The pathogenesis of Eating Disorders is still unknown. However, a growing body of evidence shows that there are changes in cytokine levels and an alteration in the stress response in patients with anorexia nervosa (AN). For this reason, we decided to test whether there are differences in immune parameters involved in the regulation of the inflammatory response between female adolescents with AN and healthy adolescents.

METHODS

The sample 27 drug-naïve AN patients the study sample included 27 AN patients at a very early stage of the disease and 23 healthy controls. Plasma and peripheral blood mononuclear cells (PBMCs) were obtained for biochemical study.

RESULTS

Plasma levels of the pro-inflammatory cytokines TNF-α and IL-1β were significantly increased in patients with AN, while the levels of prostaglandins PGE (proinflammatory) and 15d-PGJ, (anti-inflammatory) were lower compared with controls. Protein expression in PBMCs of cyclooxygenase-2 (COX-2) and the activated forms of the mitogen-activated protein kinases p38 and ERK were also increased in the AN group. Expression levels of the anti-inflammatory factor peroxisome proliferator-activated receptor gamma (PPARγ) were significantly decreased in patients.
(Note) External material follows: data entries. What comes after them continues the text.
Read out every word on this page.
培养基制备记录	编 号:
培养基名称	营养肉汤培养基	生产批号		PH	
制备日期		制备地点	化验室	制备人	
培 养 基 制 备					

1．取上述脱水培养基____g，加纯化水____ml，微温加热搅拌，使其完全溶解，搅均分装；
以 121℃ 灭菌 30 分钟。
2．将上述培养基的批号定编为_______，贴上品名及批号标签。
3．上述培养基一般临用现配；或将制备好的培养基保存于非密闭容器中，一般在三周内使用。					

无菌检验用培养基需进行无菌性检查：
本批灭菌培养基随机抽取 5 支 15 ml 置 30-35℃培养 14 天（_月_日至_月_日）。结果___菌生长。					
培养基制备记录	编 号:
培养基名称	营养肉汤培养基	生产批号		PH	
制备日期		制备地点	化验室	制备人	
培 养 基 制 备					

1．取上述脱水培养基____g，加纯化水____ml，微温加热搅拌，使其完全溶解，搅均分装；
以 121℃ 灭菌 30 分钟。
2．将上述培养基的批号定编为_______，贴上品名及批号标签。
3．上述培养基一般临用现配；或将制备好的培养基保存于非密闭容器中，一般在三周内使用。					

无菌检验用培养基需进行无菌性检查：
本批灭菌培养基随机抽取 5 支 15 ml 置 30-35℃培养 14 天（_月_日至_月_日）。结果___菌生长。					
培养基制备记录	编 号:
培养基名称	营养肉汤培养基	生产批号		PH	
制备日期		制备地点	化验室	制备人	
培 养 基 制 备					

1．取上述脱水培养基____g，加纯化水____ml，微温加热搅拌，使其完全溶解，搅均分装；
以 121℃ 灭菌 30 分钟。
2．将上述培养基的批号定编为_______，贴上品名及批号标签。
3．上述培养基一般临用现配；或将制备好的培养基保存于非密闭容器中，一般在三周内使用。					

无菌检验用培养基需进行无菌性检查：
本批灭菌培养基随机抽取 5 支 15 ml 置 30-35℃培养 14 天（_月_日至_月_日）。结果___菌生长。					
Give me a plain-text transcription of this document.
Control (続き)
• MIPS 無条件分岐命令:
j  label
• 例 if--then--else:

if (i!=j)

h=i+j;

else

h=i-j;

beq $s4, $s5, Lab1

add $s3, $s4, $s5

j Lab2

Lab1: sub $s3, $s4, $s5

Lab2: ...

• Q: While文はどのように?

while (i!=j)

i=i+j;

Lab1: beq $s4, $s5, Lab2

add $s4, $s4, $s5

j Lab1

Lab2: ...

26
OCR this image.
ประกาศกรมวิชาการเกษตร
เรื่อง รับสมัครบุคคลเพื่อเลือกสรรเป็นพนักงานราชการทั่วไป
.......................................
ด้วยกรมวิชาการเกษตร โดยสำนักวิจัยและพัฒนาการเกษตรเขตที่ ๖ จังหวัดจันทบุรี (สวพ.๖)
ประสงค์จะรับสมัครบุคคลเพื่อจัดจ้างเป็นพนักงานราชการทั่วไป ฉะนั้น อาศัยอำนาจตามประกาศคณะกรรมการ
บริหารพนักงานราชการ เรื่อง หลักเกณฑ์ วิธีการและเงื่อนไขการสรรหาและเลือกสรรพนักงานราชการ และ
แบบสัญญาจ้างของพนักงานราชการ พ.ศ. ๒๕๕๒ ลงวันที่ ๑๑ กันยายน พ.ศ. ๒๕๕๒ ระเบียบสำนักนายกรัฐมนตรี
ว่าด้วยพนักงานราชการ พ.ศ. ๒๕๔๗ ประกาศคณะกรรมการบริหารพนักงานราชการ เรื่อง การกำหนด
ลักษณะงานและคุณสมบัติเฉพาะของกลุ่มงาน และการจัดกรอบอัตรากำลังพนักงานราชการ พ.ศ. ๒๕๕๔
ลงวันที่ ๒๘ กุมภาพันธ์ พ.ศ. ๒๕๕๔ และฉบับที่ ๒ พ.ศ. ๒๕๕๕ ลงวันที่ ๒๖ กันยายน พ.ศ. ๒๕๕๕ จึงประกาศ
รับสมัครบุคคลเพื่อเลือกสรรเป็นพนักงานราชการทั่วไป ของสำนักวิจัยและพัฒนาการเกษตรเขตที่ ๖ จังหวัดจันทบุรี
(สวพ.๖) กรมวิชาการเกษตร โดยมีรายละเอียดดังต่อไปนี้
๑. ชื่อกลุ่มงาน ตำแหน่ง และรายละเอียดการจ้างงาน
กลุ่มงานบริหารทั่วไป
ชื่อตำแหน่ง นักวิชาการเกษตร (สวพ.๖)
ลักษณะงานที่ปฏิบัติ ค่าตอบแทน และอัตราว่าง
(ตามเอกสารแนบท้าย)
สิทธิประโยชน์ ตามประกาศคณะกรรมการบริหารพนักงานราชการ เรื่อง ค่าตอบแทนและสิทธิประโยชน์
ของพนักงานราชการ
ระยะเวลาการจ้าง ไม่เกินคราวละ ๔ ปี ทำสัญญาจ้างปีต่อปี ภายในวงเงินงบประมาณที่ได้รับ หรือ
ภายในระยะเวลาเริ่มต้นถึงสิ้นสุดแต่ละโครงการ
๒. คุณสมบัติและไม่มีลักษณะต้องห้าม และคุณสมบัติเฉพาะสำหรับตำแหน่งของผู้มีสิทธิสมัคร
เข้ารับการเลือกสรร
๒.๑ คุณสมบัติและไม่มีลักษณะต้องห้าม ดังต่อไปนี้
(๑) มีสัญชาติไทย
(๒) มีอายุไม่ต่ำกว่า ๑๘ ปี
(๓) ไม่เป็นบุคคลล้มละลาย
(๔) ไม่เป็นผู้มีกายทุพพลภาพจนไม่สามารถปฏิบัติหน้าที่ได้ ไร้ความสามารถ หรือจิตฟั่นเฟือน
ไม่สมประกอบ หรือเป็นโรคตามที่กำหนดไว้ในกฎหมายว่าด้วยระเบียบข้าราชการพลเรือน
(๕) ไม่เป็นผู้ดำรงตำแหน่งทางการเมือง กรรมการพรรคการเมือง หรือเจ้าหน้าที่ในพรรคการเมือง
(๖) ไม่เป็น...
Plasma levels of lipid peroxidation markers -TBARS- were not increased in patients with AN. Components of the biochemical inflammatory response (COX-2, PGE, TBARS, 15d-PGJ, ERK, p65 NFκB) and glucocorticoid receptor -GR- expression and the scores on the impulsivity measures in the BARRATT, EDI and BITE questionnaires showed a significant correlation within the AN patients group.

CONCLUSIONS

The results for female adolescent patients with AN indicate that there is a dysfunction of intra- and intercellular inflammatory pathways characterized by higher levels of pro-inflammatory parameters in plasma and a decrease in one of the controlling cytoplasmic-nuclear pathways implicated in their modulation (i.e. PPARγ) with, at this very early stage of the disease, no effect on oxidative stress markers plasma levels. Most notably, higher severity of illness (restrictive and purging behaviour) correlated with higher levels of inflammatory markers.